Let’s dump the output of this command into a file.

sed -n 's/\!\[.*\](\(.*\))/\1/p' *.md | sort -u > image_links.txt

Next we can use ls and file glob patterns to get the list of actual image assets.

tapas$ ls *.assets/*.{png,jpg} | sort

Let’s save that output to a file as well.

tapas$ ls *.assets/*.{png,jpg} | sort > image_files.txt

Finally, we can run diff on these two files to see if the two lists of assets match up.

Looks like we have a stray, unreferenced image file!

tapas$ diff image_links.txt image_files.txt 
> chapter01.assets/IMG_20200423_165418.jpg

This method of finding discrepancies requires two intermediate files.

tapas$ ls *.txt
image_files.txt  image_links.txt

After we’re done auditing, these files become so much out-of-date clutter in our project.

tapas$ rm *.txt

Before we automate this audit into our build pipeline, it would be nice to find a way that avoids leaving temporary files lying around.

And that’s where process substitution comes in.

Instead of passing the image link list file into our diff command, we can pass the command that generates the list, surrounded by a < and parentheses.

And instead of passing in the image file listing, we can pass the command that generates that list, again surrounded by lesser-than and parens.

The output is the same as before.

tapas$ diff <(sed -n 's/\!\[.*\](\(.*\))/\1/p' *.md | sort -u) <(ls *.assets/*.{png,jpg} | sort)
> chapter01.assets/IMG_20200423_165418.jpg

So what happened here? Well, running echo once again clarifies things. Sort of.
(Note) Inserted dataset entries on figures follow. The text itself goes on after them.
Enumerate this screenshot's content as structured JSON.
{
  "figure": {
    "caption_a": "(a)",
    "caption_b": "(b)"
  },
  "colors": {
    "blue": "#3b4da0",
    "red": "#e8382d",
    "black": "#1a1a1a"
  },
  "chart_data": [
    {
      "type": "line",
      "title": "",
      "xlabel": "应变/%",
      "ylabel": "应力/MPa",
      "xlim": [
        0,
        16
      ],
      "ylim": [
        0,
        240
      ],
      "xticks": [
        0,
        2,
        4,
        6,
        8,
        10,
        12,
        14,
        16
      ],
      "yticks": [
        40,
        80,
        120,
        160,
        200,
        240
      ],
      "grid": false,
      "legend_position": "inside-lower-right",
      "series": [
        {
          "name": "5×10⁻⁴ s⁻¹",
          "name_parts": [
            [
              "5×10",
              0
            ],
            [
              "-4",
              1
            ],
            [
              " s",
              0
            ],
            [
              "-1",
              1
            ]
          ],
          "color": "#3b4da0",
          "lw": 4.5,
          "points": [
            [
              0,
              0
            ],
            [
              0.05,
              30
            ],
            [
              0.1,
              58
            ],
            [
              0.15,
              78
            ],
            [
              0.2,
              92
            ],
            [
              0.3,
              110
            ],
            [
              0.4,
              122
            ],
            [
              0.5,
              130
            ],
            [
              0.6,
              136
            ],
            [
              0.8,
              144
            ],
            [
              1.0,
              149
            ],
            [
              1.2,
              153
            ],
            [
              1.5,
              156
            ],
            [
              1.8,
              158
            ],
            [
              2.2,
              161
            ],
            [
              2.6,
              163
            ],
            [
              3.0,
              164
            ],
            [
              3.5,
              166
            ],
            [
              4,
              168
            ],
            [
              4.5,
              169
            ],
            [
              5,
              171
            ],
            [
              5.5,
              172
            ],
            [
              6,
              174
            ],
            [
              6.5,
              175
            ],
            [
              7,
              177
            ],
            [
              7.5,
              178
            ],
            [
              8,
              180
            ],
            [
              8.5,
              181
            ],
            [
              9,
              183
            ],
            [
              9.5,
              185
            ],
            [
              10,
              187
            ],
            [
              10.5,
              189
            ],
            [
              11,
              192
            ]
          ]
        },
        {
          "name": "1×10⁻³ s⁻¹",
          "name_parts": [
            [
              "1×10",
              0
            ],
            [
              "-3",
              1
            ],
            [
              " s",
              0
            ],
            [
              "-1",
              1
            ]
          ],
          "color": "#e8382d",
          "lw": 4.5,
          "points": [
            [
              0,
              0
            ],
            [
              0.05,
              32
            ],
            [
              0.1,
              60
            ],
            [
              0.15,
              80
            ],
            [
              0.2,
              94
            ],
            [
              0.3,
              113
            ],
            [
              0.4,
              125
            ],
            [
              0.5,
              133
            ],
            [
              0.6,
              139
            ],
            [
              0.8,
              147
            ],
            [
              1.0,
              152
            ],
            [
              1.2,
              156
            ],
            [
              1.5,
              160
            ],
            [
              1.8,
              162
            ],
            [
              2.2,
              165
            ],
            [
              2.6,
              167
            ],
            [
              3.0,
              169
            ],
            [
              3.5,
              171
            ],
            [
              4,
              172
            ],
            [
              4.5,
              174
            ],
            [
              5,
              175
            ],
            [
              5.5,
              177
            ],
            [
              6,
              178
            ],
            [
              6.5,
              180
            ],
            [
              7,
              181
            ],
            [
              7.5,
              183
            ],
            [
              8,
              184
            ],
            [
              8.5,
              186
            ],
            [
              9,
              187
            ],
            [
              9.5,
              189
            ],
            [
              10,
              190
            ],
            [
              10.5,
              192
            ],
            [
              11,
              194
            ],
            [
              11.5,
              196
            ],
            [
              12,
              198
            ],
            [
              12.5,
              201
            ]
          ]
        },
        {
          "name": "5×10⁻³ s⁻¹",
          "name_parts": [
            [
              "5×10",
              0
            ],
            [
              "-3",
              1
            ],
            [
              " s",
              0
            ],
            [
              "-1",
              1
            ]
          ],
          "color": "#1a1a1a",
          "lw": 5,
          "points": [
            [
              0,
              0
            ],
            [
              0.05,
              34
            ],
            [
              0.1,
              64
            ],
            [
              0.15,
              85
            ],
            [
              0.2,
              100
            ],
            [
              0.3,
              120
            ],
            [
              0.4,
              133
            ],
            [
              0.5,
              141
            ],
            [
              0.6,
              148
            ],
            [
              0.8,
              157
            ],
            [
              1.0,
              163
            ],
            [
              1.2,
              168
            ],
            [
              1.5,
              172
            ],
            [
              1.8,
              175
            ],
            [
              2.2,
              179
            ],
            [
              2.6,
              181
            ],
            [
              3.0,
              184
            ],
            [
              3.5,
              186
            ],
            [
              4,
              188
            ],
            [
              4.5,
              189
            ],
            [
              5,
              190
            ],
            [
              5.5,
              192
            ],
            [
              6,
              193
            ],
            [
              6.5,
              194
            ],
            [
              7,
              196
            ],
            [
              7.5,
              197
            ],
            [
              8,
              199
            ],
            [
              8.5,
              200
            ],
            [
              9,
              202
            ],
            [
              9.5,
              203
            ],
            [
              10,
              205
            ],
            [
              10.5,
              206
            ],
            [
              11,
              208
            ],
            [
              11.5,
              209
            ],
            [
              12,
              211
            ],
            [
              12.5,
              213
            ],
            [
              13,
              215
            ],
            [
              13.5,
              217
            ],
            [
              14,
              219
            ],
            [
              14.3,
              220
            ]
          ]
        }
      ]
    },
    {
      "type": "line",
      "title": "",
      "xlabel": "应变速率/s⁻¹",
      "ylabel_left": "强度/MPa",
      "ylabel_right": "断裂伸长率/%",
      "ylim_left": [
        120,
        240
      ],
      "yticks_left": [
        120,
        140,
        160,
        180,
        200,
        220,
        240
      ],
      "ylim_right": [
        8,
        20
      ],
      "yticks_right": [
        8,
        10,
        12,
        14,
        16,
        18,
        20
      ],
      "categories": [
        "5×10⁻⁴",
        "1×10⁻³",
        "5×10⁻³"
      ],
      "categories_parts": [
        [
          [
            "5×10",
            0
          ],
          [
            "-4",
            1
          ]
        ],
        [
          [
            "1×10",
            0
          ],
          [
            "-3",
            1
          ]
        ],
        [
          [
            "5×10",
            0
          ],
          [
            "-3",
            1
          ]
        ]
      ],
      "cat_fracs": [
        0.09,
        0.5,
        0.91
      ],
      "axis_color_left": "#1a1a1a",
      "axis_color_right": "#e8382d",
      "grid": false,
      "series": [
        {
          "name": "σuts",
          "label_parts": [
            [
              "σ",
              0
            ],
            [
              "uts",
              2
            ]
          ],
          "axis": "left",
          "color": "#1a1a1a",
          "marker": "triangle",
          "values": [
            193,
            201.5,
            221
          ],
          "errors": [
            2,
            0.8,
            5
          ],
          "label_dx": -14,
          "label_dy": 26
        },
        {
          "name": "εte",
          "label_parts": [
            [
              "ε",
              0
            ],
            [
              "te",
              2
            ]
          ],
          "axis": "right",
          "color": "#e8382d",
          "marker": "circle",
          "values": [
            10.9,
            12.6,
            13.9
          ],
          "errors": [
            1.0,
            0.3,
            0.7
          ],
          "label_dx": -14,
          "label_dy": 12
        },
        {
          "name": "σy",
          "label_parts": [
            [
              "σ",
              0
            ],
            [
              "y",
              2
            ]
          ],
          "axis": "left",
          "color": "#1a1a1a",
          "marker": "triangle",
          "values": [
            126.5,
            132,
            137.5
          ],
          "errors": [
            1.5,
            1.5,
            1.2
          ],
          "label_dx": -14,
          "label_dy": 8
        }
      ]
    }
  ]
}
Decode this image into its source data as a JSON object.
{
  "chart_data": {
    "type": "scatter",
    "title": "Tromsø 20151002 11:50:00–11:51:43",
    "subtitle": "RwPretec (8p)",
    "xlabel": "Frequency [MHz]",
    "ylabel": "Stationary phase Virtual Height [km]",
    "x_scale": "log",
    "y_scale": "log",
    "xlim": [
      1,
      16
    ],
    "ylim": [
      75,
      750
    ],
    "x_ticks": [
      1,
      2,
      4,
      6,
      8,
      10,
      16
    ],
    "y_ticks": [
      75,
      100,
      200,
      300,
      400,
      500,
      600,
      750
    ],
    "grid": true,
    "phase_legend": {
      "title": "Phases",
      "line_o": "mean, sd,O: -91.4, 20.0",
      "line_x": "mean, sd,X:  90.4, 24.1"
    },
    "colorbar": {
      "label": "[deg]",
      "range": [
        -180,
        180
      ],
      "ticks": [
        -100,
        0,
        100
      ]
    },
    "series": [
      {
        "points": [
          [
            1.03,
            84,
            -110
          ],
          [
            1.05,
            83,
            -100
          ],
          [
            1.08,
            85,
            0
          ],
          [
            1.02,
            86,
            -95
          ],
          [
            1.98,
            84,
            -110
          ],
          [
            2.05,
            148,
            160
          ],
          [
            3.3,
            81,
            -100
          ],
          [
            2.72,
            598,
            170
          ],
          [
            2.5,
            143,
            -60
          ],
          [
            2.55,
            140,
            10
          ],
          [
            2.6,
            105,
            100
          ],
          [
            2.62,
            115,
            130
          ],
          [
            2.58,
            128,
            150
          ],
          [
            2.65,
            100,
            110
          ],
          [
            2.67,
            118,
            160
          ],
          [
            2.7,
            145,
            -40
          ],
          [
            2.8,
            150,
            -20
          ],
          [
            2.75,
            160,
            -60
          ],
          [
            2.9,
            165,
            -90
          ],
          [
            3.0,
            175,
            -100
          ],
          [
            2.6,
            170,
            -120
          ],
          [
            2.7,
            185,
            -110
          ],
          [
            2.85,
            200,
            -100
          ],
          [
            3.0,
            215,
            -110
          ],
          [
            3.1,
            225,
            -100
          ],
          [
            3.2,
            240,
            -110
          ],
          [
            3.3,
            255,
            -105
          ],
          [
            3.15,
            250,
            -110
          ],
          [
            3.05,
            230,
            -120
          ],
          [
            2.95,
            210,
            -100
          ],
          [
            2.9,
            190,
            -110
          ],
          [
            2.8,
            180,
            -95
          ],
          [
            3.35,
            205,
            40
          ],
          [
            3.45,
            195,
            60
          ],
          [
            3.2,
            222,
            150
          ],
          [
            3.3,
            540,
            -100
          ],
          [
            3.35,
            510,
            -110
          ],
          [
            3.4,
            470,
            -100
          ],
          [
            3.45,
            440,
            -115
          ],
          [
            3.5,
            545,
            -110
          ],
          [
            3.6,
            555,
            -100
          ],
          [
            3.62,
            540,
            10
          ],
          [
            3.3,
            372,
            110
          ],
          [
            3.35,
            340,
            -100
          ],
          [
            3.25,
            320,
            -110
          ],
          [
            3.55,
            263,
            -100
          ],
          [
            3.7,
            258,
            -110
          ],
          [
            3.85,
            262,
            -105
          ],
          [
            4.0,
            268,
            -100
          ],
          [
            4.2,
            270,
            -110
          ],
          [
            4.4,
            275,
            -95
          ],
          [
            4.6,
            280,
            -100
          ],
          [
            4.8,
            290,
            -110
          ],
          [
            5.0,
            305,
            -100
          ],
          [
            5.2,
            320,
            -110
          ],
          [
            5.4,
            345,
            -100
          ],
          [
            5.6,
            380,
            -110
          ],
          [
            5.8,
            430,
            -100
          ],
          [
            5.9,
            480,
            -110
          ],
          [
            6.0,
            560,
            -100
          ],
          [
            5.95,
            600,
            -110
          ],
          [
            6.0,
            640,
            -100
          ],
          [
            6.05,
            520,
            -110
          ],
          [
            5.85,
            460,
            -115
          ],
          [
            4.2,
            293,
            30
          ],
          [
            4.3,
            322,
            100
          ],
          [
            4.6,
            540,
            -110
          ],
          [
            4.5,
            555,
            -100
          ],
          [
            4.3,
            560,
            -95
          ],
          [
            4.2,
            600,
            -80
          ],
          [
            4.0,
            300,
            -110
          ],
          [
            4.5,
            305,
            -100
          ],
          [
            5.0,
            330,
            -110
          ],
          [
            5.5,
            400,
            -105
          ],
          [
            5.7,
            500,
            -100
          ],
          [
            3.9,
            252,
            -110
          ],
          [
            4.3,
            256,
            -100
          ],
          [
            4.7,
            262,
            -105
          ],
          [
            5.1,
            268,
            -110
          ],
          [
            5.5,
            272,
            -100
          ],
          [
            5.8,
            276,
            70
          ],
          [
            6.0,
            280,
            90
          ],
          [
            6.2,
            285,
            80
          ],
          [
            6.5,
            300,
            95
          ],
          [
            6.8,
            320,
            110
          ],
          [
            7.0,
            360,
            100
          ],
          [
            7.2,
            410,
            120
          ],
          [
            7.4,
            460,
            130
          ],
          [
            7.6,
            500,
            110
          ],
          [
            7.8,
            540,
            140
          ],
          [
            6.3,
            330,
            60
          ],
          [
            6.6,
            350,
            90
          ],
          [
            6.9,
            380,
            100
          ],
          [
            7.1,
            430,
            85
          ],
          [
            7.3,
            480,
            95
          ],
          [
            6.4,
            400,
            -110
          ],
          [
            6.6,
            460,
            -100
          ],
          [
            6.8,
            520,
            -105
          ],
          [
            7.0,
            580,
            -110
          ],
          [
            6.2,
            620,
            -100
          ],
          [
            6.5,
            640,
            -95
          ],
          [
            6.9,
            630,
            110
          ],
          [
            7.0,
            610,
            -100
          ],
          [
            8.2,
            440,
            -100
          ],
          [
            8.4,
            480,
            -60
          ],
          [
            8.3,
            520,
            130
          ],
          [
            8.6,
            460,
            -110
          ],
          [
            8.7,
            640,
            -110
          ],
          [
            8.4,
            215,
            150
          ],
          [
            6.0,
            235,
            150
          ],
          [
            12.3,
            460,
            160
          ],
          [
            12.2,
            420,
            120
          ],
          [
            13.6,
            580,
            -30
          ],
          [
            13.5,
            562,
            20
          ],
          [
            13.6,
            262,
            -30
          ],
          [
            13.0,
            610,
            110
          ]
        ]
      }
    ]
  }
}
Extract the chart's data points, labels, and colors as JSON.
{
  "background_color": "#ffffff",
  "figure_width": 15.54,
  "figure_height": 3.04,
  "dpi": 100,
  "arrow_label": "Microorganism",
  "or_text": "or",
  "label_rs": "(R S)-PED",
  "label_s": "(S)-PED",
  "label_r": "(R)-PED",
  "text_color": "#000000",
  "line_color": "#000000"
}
In place of the substituted commands, we can see two different files in the /dev/fd namespace. That’s interesting!

tapas$ echo diff <(sed -n 's/\!\[.*\](\(.*\))/\1/p' *.md | sort -u) <(ls *.assets/*.{png,jpg} | sort)
diff /dev/fd/63 /dev/fd/62

But if we try to cat one of these files, the OS says it doesn’t exist.

tapas$ cat /dev/fd/63
cat: /dev/fd/63: No such file or directory

What happened here is that Bash took our substituted commands, and executed them in a subshell where all their output was routed to temporary file descriptors. That file descriptor lasted as long as the outer command-line was executing, and then Bash cleaned up those temporary descriptors.

The upshot is that we effectively got to treat two subsidiary shell commands as if they were files, for the purpose of diffing.

This command is nice and self-contained. It doesn’t leave any messy temporary files lying around.

It’s a bit a long to be typing out by hand.

But it’s now a great candidate for inclusion in automations, such as in a Makefile.

    diff <(sed -n 's/\!\[.*\](\(.*\))/\1/p' *.md | sort -u) \
         <(ls *.assets/*.{png,jpg} | sort)

Process substitution isn’t useful as often as command substitution. But if you you find yourself wanting to treat a process as a file, it’s there when you need it. Happy hacking!